SPANISH: Ingeniera informática y escritora, actualmente vive en París. Ha ganado varios premios, entre ellos tres Nébula, un Locus y cinco de la Asociación Británica de Ciencia Ficción. Medio francesa y medio vietnamita, siente un interés especial por las culturas no occidentales, en concreto por las de Asia y la América precolombina.

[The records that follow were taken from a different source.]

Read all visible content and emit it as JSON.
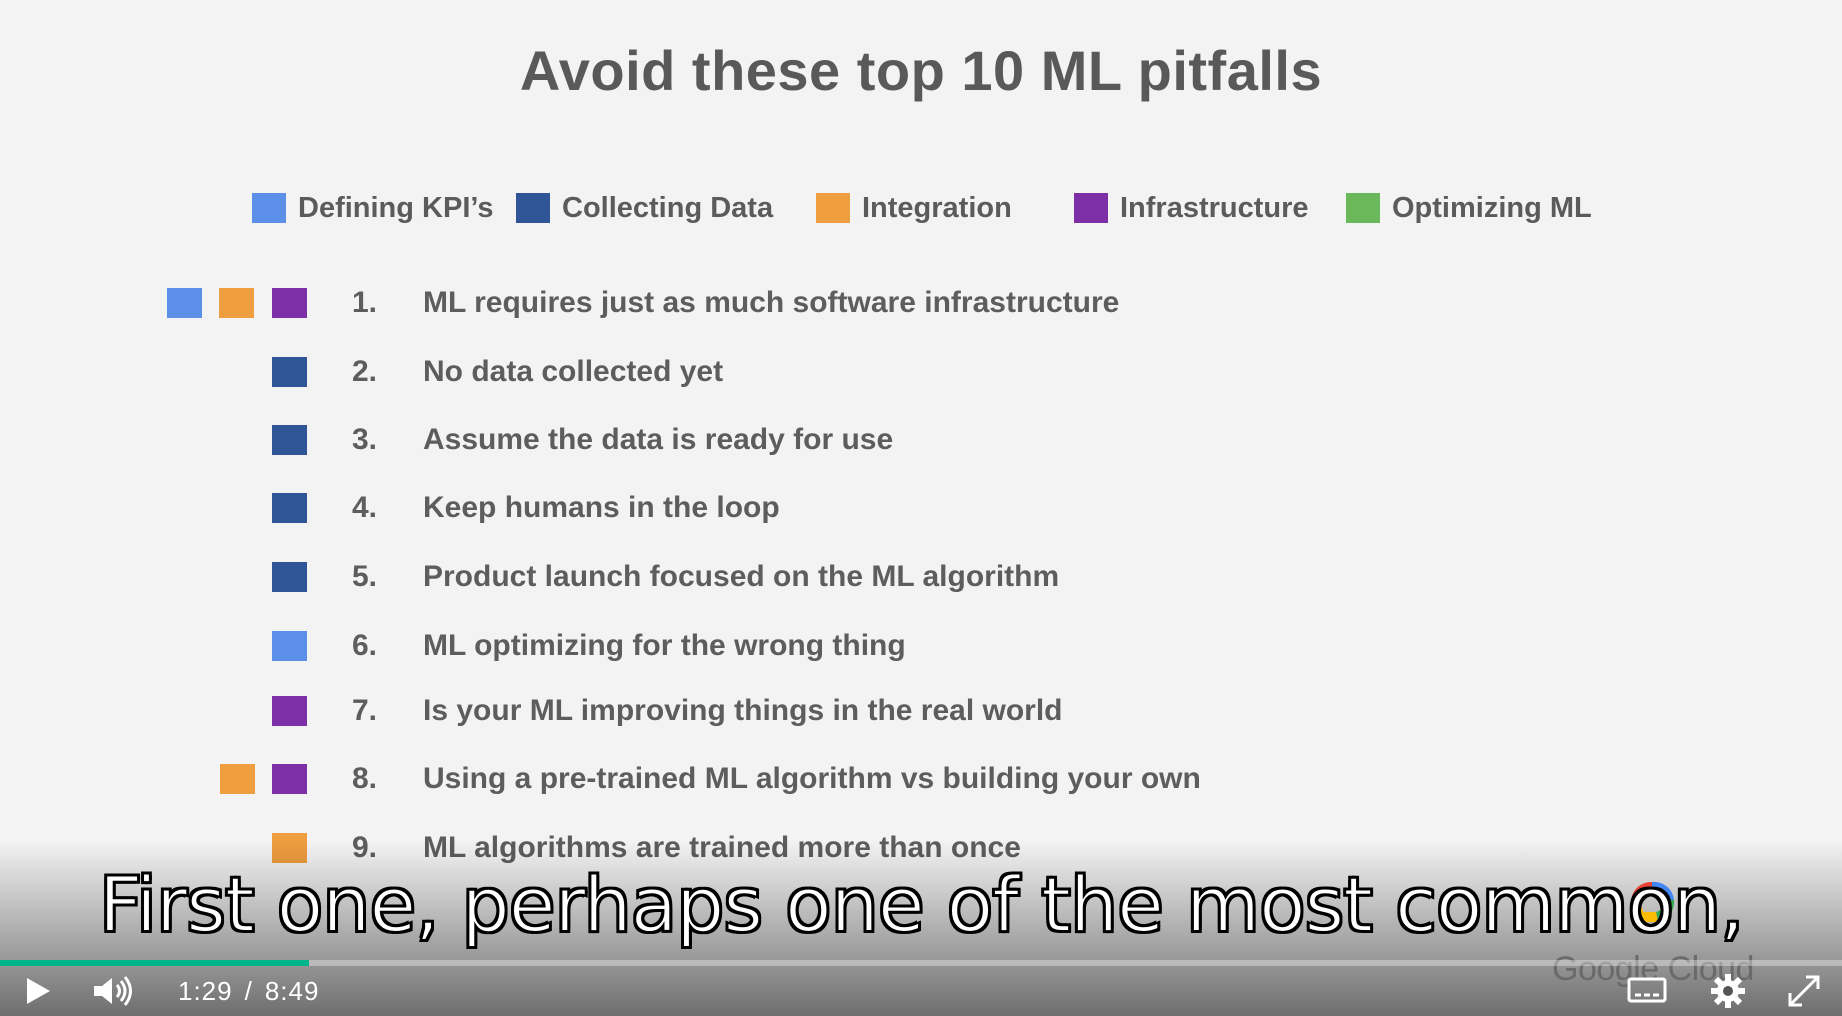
{
  "slide": {
    "title": "Avoid these top 10 ML pitfalls",
    "legend": [
      {
        "label": "Defining KPI’s",
        "color": "#5b8fe8"
      },
      {
        "label": "Collecting Data",
        "color": "#2f5597"
      },
      {
        "label": "Integration",
        "color": "#ee9d3f"
      },
      {
        "label": "Infrastructure",
        "color": "#7d2fa8"
      },
      {
        "label": "Optimizing ML",
        "color": "#6ab85a"
      }
    ],
    "items": [
      {
        "num": "1.",
        "text": "ML requires just as much software infrastructure",
        "tags": [
          "Defining KPI’s",
          "Integration",
          "Infrastructure"
        ]
      },
      {
        "num": "2.",
        "text": "No data collected yet",
        "tags": [
          "Collecting Data"
        ]
      },
      {
        "num": "3.",
        "text": "Assume the data is ready for use",
        "tags": [
          "Collecting Data"
        ]
      },
      {
        "num": "4.",
        "text": "Keep humans in the loop",
        "tags": [
          "Collecting Data"
        ]
      },
      {
        "num": "5.",
        "text": "Product launch focused on the ML algorithm",
        "tags": [
          "Collecting Data"
        ]
      },
      {
        "num": "6.",
        "text": "ML optimizing for the wrong thing",
        "tags": [
          "Defining KPI’s"
        ]
      },
      {
        "num": "7.",
        "text": "Is your ML improving things in the real world",
        "tags": [
          "Infrastructure"
        ]
      },
      {
        "num": "8.",
        "text": "Using a pre-trained ML algorithm vs building your own",
        "tags": [
          "Integration",
          "Infrastructure"
        ]
      },
      {
        "num": "9.",
        "text": "ML algorithms are trained more than once",
        "tags": [
          "Integration"
        ]
      }
    ],
    "brand": "Google Cloud"
  },
  "player": {
    "caption": "First one, perhaps one of the most common,",
    "current_time": "1:29",
    "separator": "/",
    "duration": "8:49",
    "progress_fraction": 0.168,
    "icons": {
      "play": "play-icon",
      "volume": "volume-icon",
      "captions": "captions-icon",
      "settings": "gear-icon",
      "fullscreen": "fullscreen-icon"
    }
  }
}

Entre sus obras más celebradas se encuentran La maestra del té y la detective (Premio Nébula y British Fantasy Award 2019), Three Cups of Grief by Starlight (BSFA 2015) y Fireheart Tiger (BSFA 2021). Es además autora de la trilogía Dominion of the Fallen, ambientada en un París posapocalíptico y de la cual forma parte la premiada The House of Shattered Wings (BSFA 2015). En 2019 sus relatos del Universo de Xuya fueron nominados a la mejor serie de los Premios Hugo y su novela In the Vanishers’ Palace a los Lammy.
The Interview
Welcome to my favourite section of the blog, talking with authors. Today we are lucky to have with us Aliette de Bodard, creator of the Xuya universe and different speculative fiction works.
Let’s dive in!
1.- When did you start writing?
Technically aged 10 or 12 when I wrote an illustrated book about finding the daughter of the emperor of space–there were space cats involved, and it mostly convinced me that my future wasn’t in illustration! I actually picked it up again at age 17 when I was living in London.
2.- Xuya universe is really original as a concept, when did the idea appear?

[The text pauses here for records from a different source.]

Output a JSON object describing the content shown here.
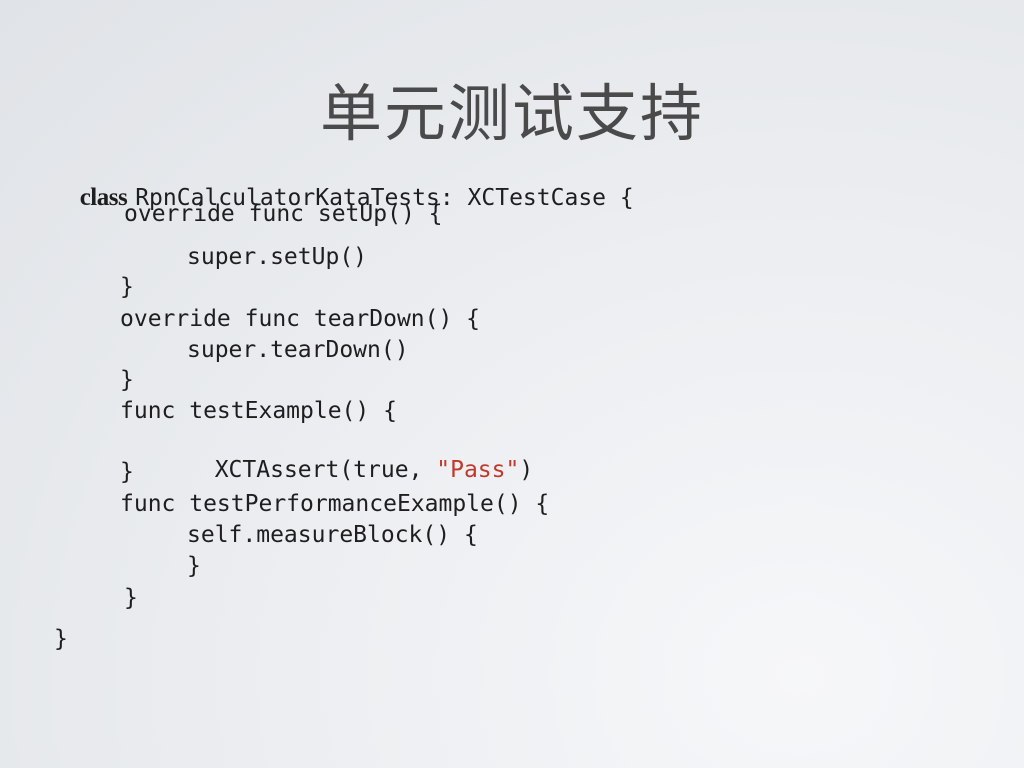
{
  "slide": {
    "title": "单元测试支持"
  },
  "code": {
    "class_keyword": "class",
    "class_decl": "RpnCalculatorKataTests: XCTestCase {",
    "setup_decl": "override func setUp() {",
    "setup_body": "super.setUp()",
    "setup_close": "}",
    "teardown_decl": "override func tearDown() {",
    "teardown_body": "super.tearDown()",
    "teardown_close": "}",
    "test_example_decl": "func testExample() {",
    "assert_prefix": "XCTAssert(true, ",
    "assert_string": "\"Pass\"",
    "assert_suffix": ")",
    "test_example_close": "}",
    "test_perf_decl": "func testPerformanceExample() {",
    "measure_block_decl": "self.measureBlock() {",
    "measure_block_close": "}",
    "test_perf_close": "}",
    "class_close": "}",
    "string_color": "#c0392b"
  }
}
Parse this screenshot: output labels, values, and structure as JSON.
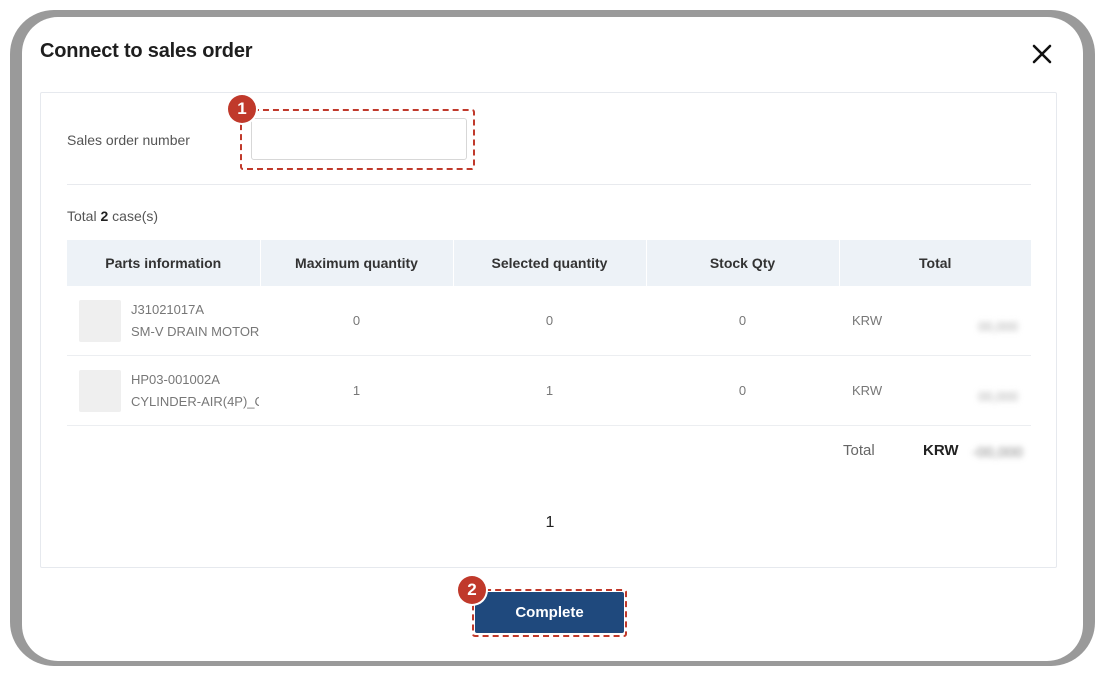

In 2010 or so! I wanted to draw on the traditions I grew up with, so I focused on an empire drawn from classical Confucian culture rather than Ancient Rome or a future version of the US. I added the mindships because I wanted to talk about birth and families.

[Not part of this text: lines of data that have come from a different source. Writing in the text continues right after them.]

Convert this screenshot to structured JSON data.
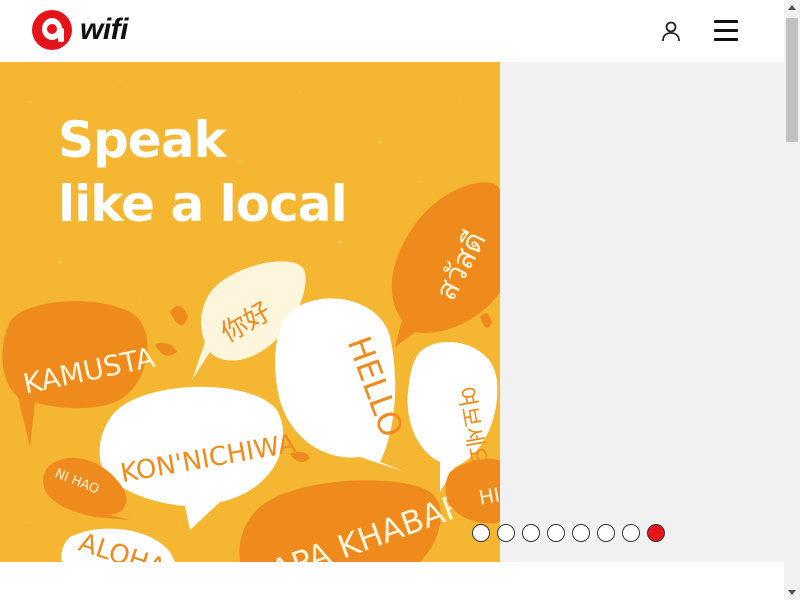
{
  "header": {
    "logo_text": "wifi",
    "icons": {
      "logo": "airasia-logo-icon",
      "user": "user-icon",
      "menu": "hamburger-menu-icon"
    }
  },
  "hero": {
    "headline_line1": "Speak",
    "headline_line2": "like a local",
    "bubble_words": [
      "KAMUSTA",
      "你好",
      "HELLO",
      "สวัสดี",
      "KON'NICHIWA",
      "여보세요",
      "NI HAO",
      "APA KHABAR",
      "ALOHA",
      "HI"
    ],
    "carousel": {
      "total": 8,
      "active_index": 7
    }
  },
  "colors": {
    "brand_red": "#e5131b",
    "slide_bg": "#f5b731",
    "bubble_orange": "#ef8a1c",
    "bubble_cream": "#fdf6dc"
  }
}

3.- How would you define the genre you write: science fantasy, maybe?
I use speculative fiction myself, or simply science fiction.
4.- In the Tea Master and the Detective, we see a society where the family is one of the main pillars; did you draw the inspiration from the Vietnamese tradition?
Family is very important to me and it’s also an important value in traditional Vietnamese society, I think.
5.- Spaceships are really different from the classic science-fiction concept, as well as space works differently. Could you explain a little bit of the inspiration behind this concept?
Oh, basically I wanted some fast travel because being limited by the speed of light posed all sorts of logistical problems (it’s hard to maintain a space empire that spans a galaxy if every ship requires months to travel to a single planet in the same solar system, for starters). So I imagined deep spaces, which are pockets where space and time are distorted, and where one can travel really fast–but where everything gets really weird and it can be disorienting and alienating, both for ships and humans.
6.- As tea is one of your main interests, I feel I should ask this: which tea is your favourite?
That’s a trick question! Generally green teas or lightly-oxidized oolongs like Tie Guan Yin or Alishan, but I’m warming up to teas with higher degrees of oxidation–my latest is Cui Yu which is a Taiwanese tea I got from my local tea shop and which I’m quite enjoying, it’s got a taste of roasted nuts and it’s quite warming in this colder seas season.
7.- What can we expect from Aliette de Bodard in the future?
I have two books coming out in the Xuya universe: The Red Scholar’s Wake, out Nov 2022, which is lesbian space pirates inspired by the South China sea pirates, and another book in the same universe, A Fire Born of Exile, in 2023, which is a female Count of Monte Cristo in space, with an added romance.